Feedback from hospital pharmacies, animal nutritionists, and formulation chemists shaped our standards. Instead of clinging to old practices or hiding behind “industry standard” claims, we chased actual improvements suggested by the people who buy, use, and depend on our andrographolide. A teaching pharmacist once challenged us to demonstrate difference using dissolution tests and not just HPLC data. Hours spent on those tests pointed to a change in one drying step, improving both solubility and packaging performance.
The industry’s move towards green extraction methods—less solvent, lower waste, more renewables—challenges old habits. We saw value in reclaiming solvents, recycling process water, and optimizing insulation to cut waste heat. Visiting colleagues in Scandinavia, we learned techniques for energy recovery that now help us lower environmental burdens. In all these moves, the biggest lesson was to share best practices and accept criticism as vehicles for growth, not confrontation.
Consistency demands a deep, ongoing partnership with growers. A lot happens between planting and harvest—drought, pests, labor issues—all impact the raw material’s chemical profile. Years seen in the business taught us not to trust to chance. By building relationships based on long-term contracts, fair pricing, and consistent training, we help farmers shift toward better cultivation.

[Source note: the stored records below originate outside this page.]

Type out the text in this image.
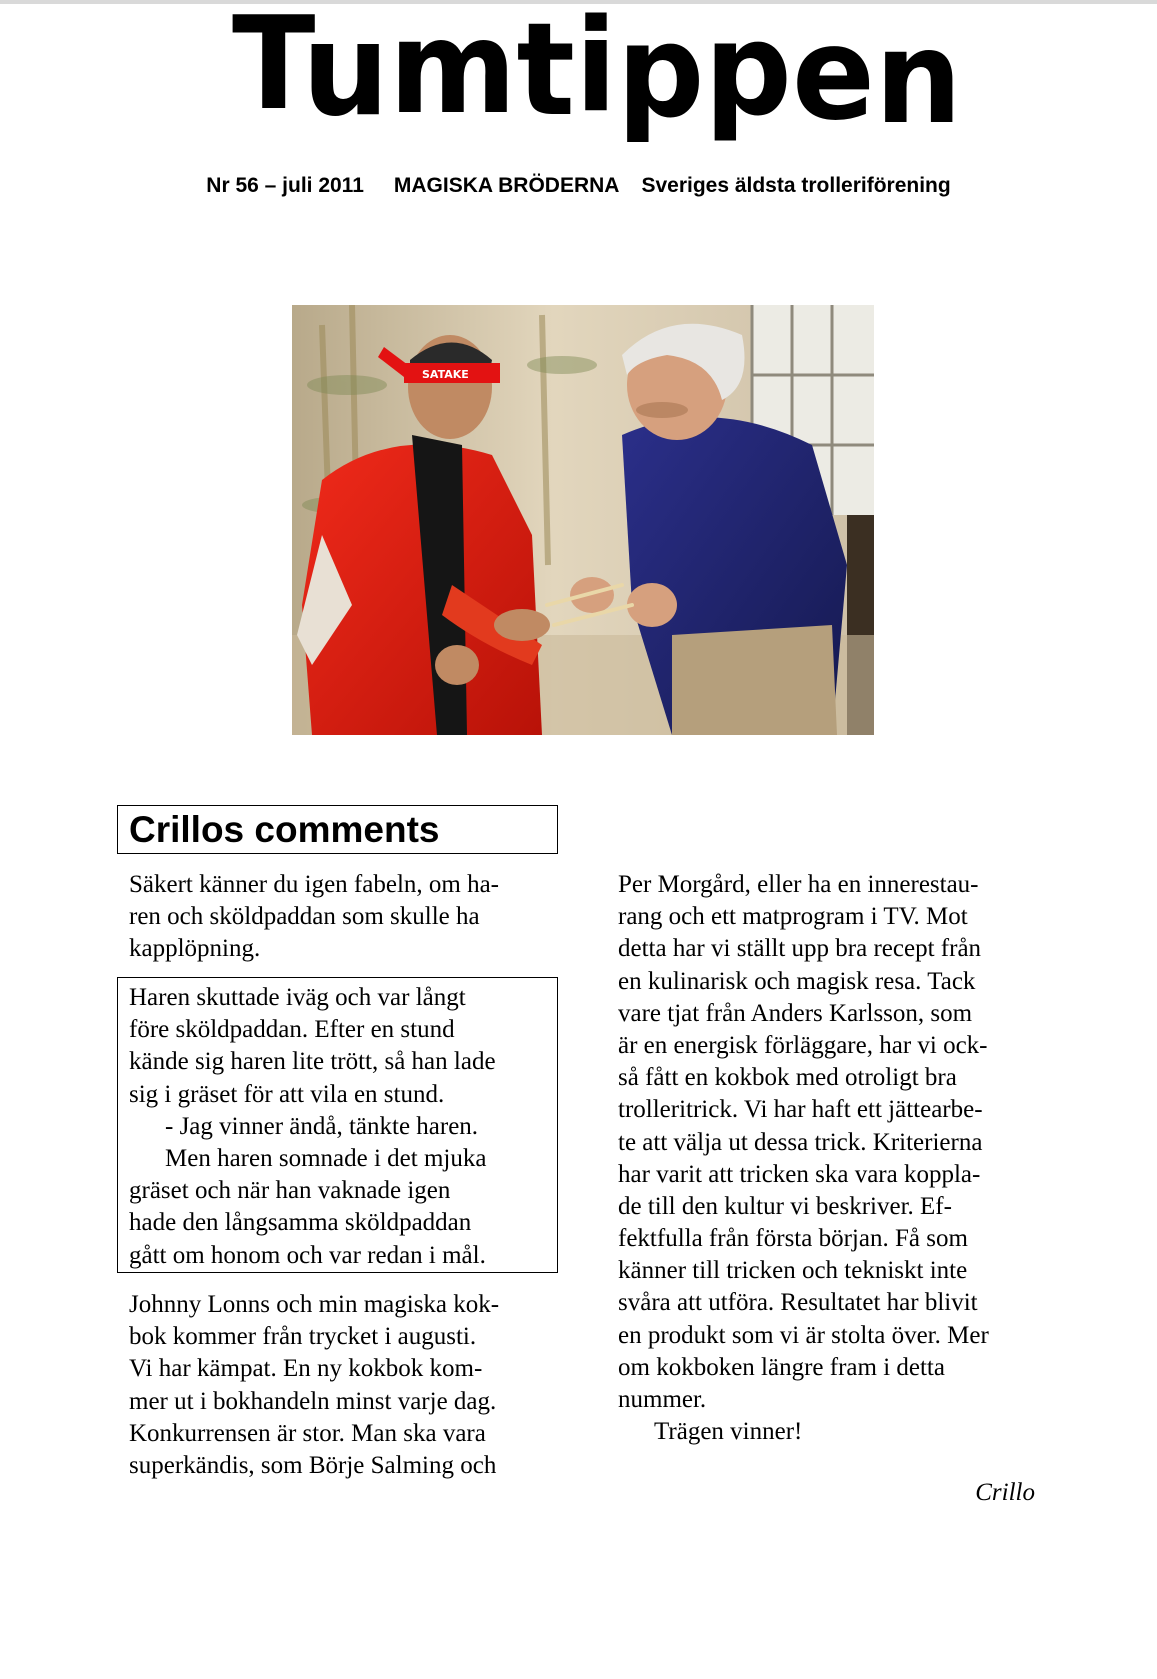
Tumtippen
Nr 56 – juli 2011 MAGISKA BRÖDERNA Sveriges äldsta trolleriförening
SATAKE
Crillos comments
Säkert känner du igen fabeln, om ha-
ren och sköldpaddan som skulle ha
kapplöpning.
Haren skuttade iväg och var långt
före sköldpaddan. Efter en stund
kände sig haren lite trött, så han lade
sig i gräset för att vila en stund.
- Jag vinner ändå, tänkte haren.
Men haren somnade i det mjuka
gräset och när han vaknade igen
hade den långsamma sköldpaddan
gått om honom och var redan i mål.
Johnny Lonns och min magiska kok-
bok kommer från trycket i augusti.
Vi har kämpat. En ny kokbok kom-
mer ut i bokhandeln minst varje dag.
Konkurrensen är stor. Man ska vara
superkändis, som Börje Salming och
Per Morgård, eller ha en innerestau-
rang och ett matprogram i TV. Mot
detta har vi ställt upp bra recept från
en kulinarisk och magisk resa. Tack
vare tjat från Anders Karlsson, som
är en energisk förläggare, har vi ock-
så fått en kokbok med otroligt bra
trolleritrick. Vi har haft ett jättearbe-
te att välja ut dessa trick. Kriterierna
har varit att tricken ska vara koppla-
de till den kultur vi beskriver. Ef-
fektfulla från första början. Få som
känner till tricken och tekniskt inte
svåra att utföra. Resultatet har blivit
en produkt som vi är stolta över. Mer
om kokboken längre fram i detta
nummer.
Trägen vinner!
Crillo
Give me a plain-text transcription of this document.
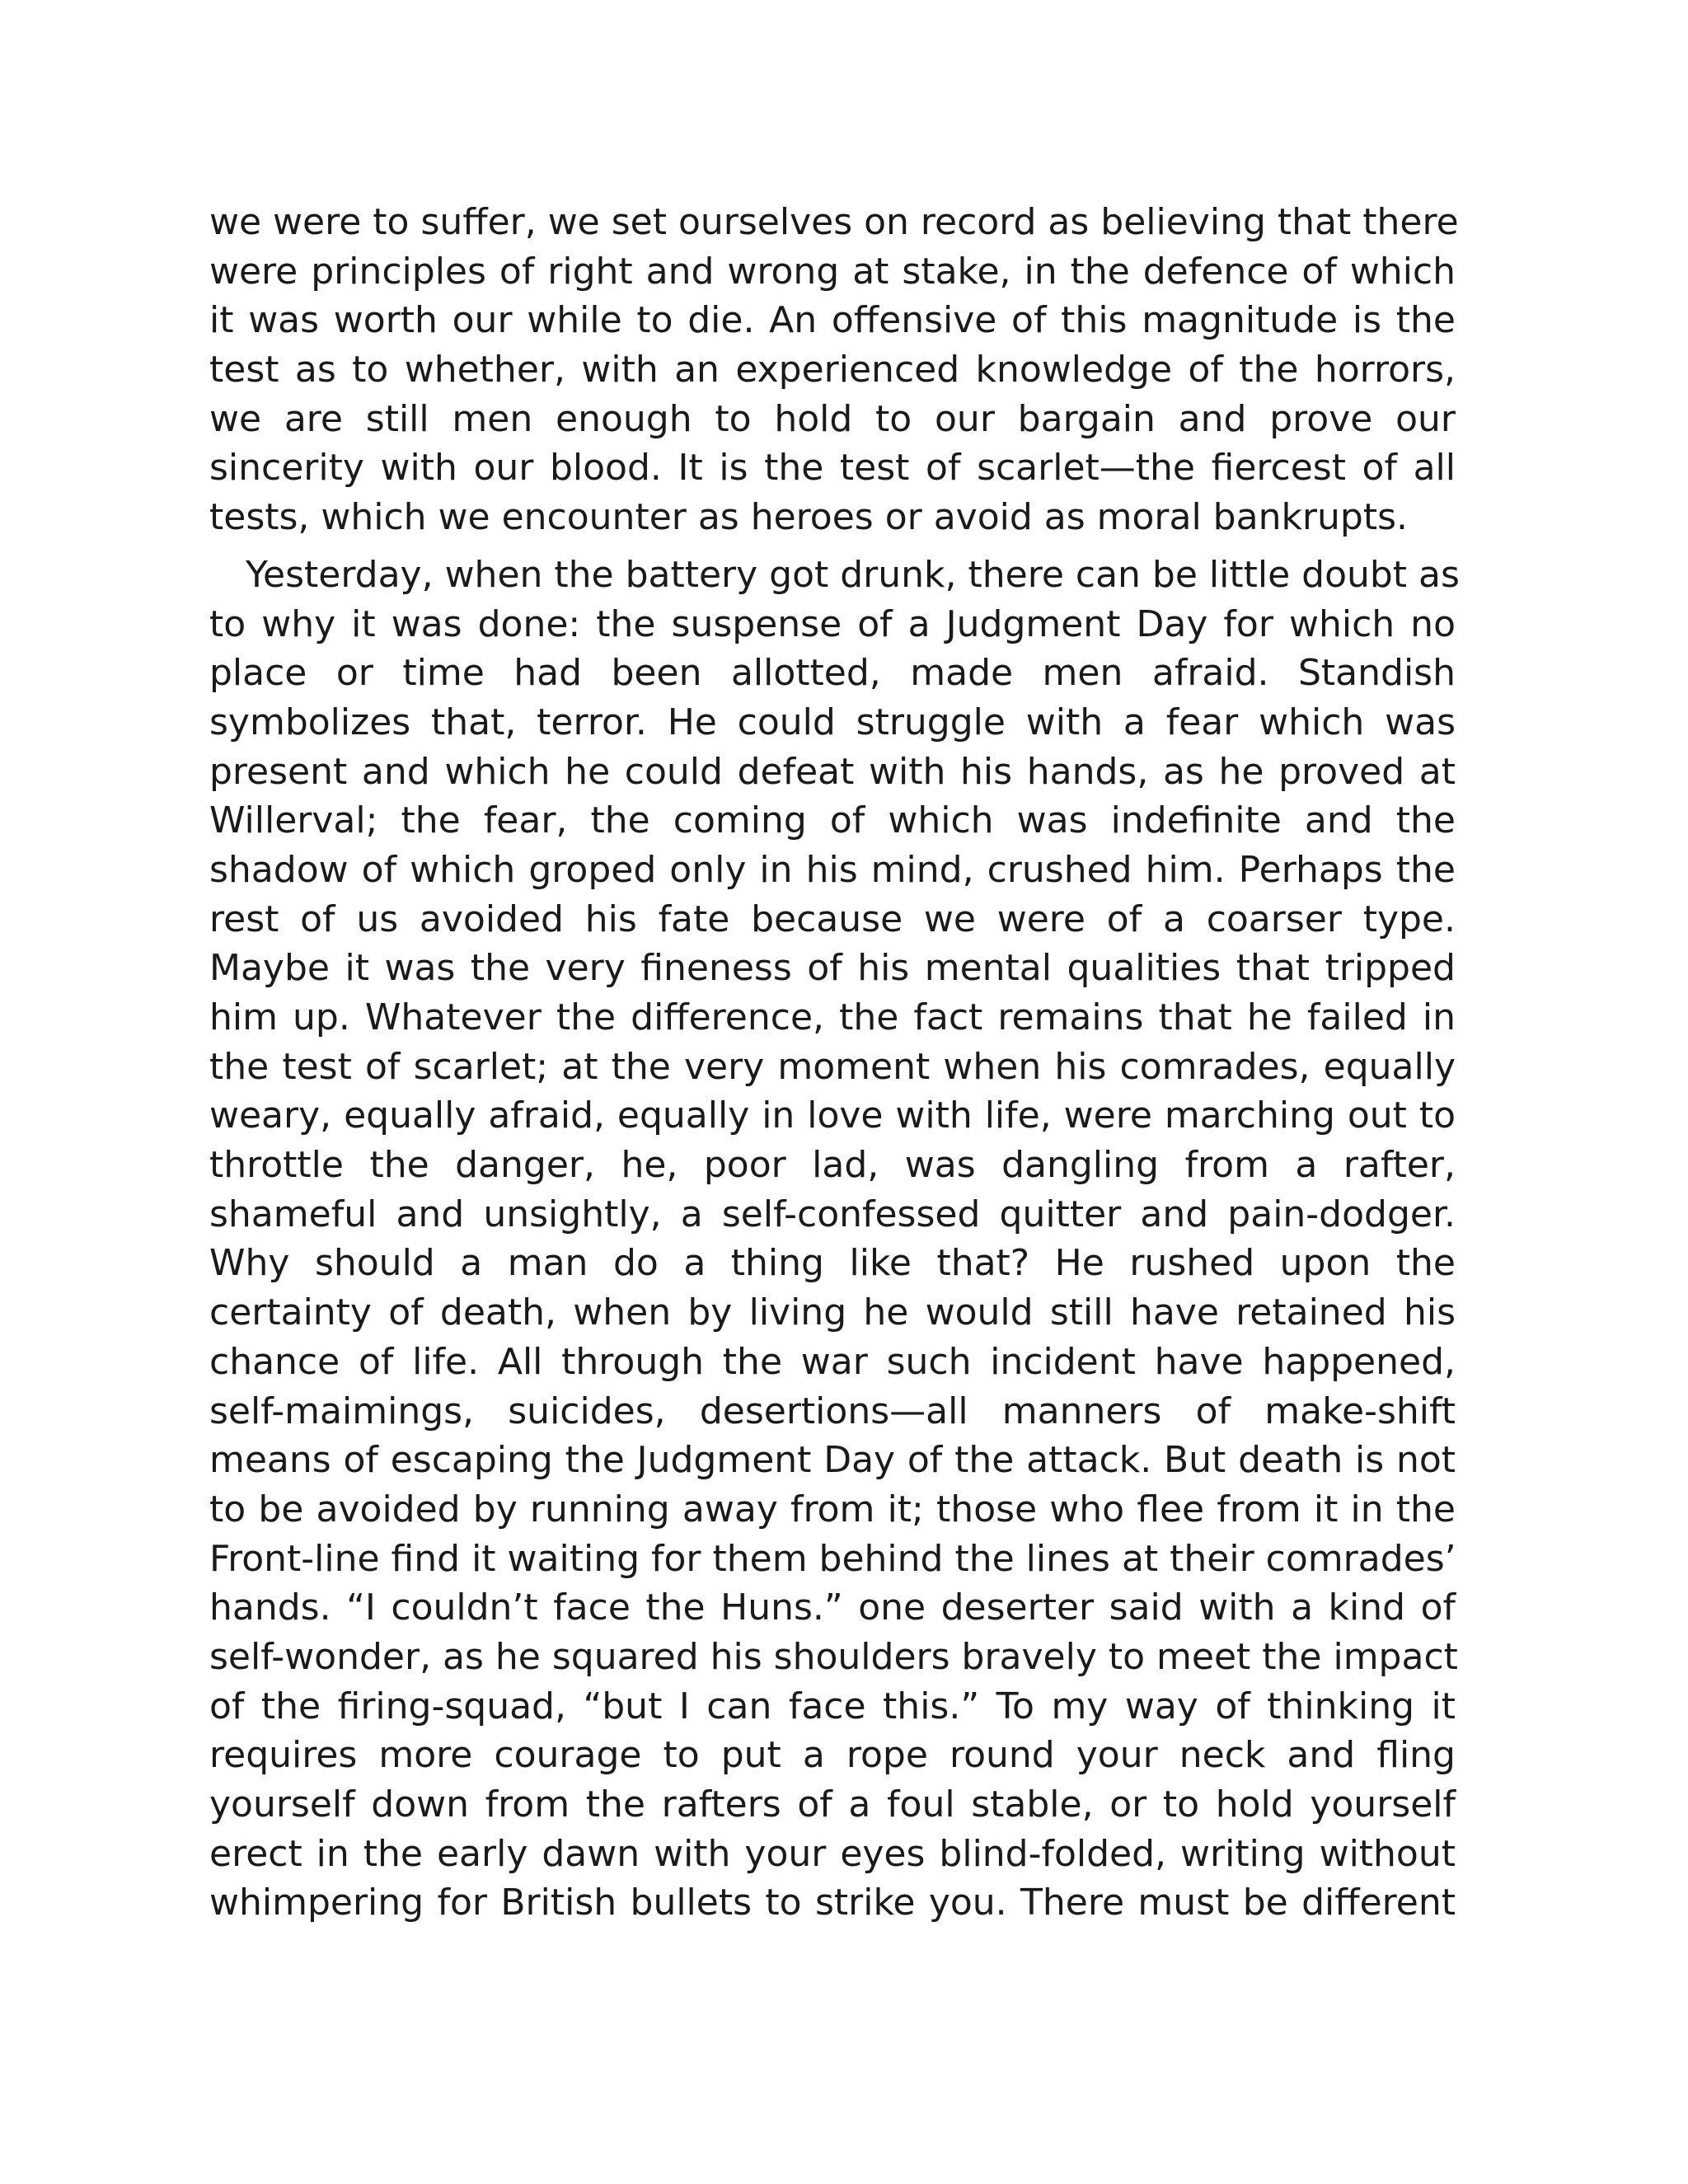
we were to suffer, we set ourselves on record as believing that there
were principles of right and wrong at stake, in the defence of which
it was worth our while to die. An offensive of this magnitude is the
test as to whether, with an experienced knowledge of the horrors,
we are still men enough to hold to our bargain and prove our
sincerity with our blood. It is the test of scarlet—the fiercest of all
tests, which we encounter as heroes or avoid as moral bankrupts.
Yesterday, when the battery got drunk, there can be little doubt as
to why it was done: the suspense of a Judgment Day for which no
place or time had been allotted, made men afraid. Standish
symbolizes that, terror. He could struggle with a fear which was
present and which he could defeat with his hands, as he proved at
Willerval; the fear, the coming of which was indefinite and the
shadow of which groped only in his mind, crushed him. Perhaps the
rest of us avoided his fate because we were of a coarser type.
Maybe it was the very fineness of his mental qualities that tripped
him up. Whatever the difference, the fact remains that he failed in
the test of scarlet; at the very moment when his comrades, equally
weary, equally afraid, equally in love with life, were marching out to
throttle the danger, he, poor lad, was dangling from a rafter,
shameful and unsightly, a self-confessed quitter and pain-dodger.
Why should a man do a thing like that? He rushed upon the
certainty of death, when by living he would still have retained his
chance of life. All through the war such incident have happened,
self-maimings, suicides, desertions—all manners of make-shift
means of escaping the Judgment Day of the attack. But death is not
to be avoided by running away from it; those who flee from it in the
Front-line find it waiting for them behind the lines at their comrades’
hands. “I couldn’t face the Huns.” one deserter said with a kind of
self-wonder, as he squared his shoulders bravely to meet the impact
of the firing-squad, “but I can face this.” To my way of thinking it
requires more courage to put a rope round your neck and fling
yourself down from the rafters of a foul stable, or to hold yourself
erect in the early dawn with your eyes blind-folded, writing without
whimpering for British bullets to strike you. There must be different
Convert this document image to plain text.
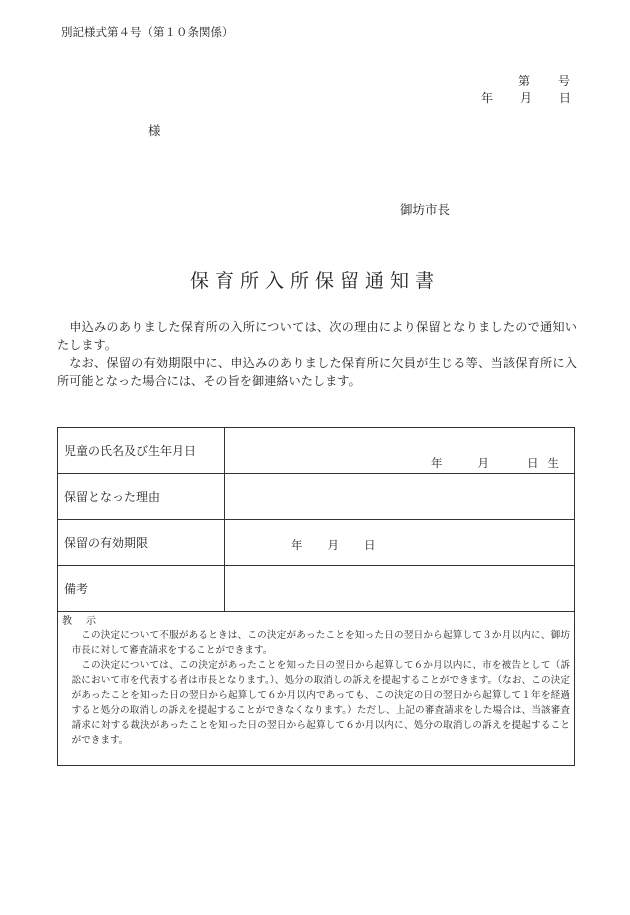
別記様式第４号（第１０条関係）
第 号
年 月 日
様
御坊市長
保育所入所保留通知書

申込みのありました保育所の入所については、次の理由により保留となりましたので通知いたします。

なお、保留の有効期限中に、申込みのありました保育所に欠員が生じる等、当該保育所に入所可能となった場合には、その旨を御連絡いたします。

児童の氏名及び生年月日	年 月 日 生

保留となった理由	
保留の有効期限	年 月 日

備考	

教 示

この決定について不服があるときは、この決定があったことを知った日の翌日から起算して３か月以内に、御坊市長に対して審査請求をすることができます。

この決定については、この決定があったことを知った日の翌日から起算して６か月以内に、市を被告として（訴訟において市を代表する者は市長となります。）、処分の取消しの訴えを提起することができます。（なお、この決定があったことを知った日の翌日から起算して６か月以内であっても、この決定の日の翌日から起算して１年を経過すると処分の取消しの訴えを提起することができなくなります。）ただし、上記の審査請求をした場合は、当該審査請求に対する裁決があったことを知った日の翌日から起算して６か月以内に、処分の取消しの訴えを提起することができます。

These partnerships bring smoother batches, higher yields, and shorter troubleshooting times down the line.
Handling challenges on supply and demand took real investment. Shorter harvests, fires, and trading restrictions in key herb-growing regions tested our planning and storage. We built more warehouse space, worked on shelf-life improvement, and improved extraction plant throughput so we could stay agile. In lean years, drawing on inventory tested our foresight. In boom years, holding back stockpiles was a test of patience and pricing judgment.
Every new production cycle gives the business a fresh read on changing client needs and market conditions. Recent shifts spotlight requests for organic certification, DNA authentication, and still greater transparency in everything from carbon footprint to allergen control. Instead of viewing these as boxes to tick, we see a chance to re-examine old assumptions, push new boundaries, and model what a manufacturer can do with purpose.
Today, our andrographolide production looks different compared to just ten years ago. The physical plant grew, the controls are tighter, and our reporting richer. New tools, from data loggers to inline chromatography, speed up feedback and cut error. Staff take frequent training, not just for compliance but to keep up with the fast-moving science and regulation around natural actives. Our experience says loud and clear: there’s always something to improve.
Customers—old and new—keep us grounded. Some want kilo-quantities for R&D pilots, others call for tonnes of technical-grade powder for market-ready production. New regulation or market expansion usually means returning to the lab bench, updating documentation, and sometimes even running extra pilot lots to meet new standards. Familiar faces from the early days sometimes drop by for lot samples, or to trade old war stories about troubleshooting, and those conversations sharpen our approach. One thing remains steady: the commitment to delivering crystalline andrographolide that holds up, not just on a certificate of analysis, but in the messy, sometimes unpredictable real-world applications where it matters most.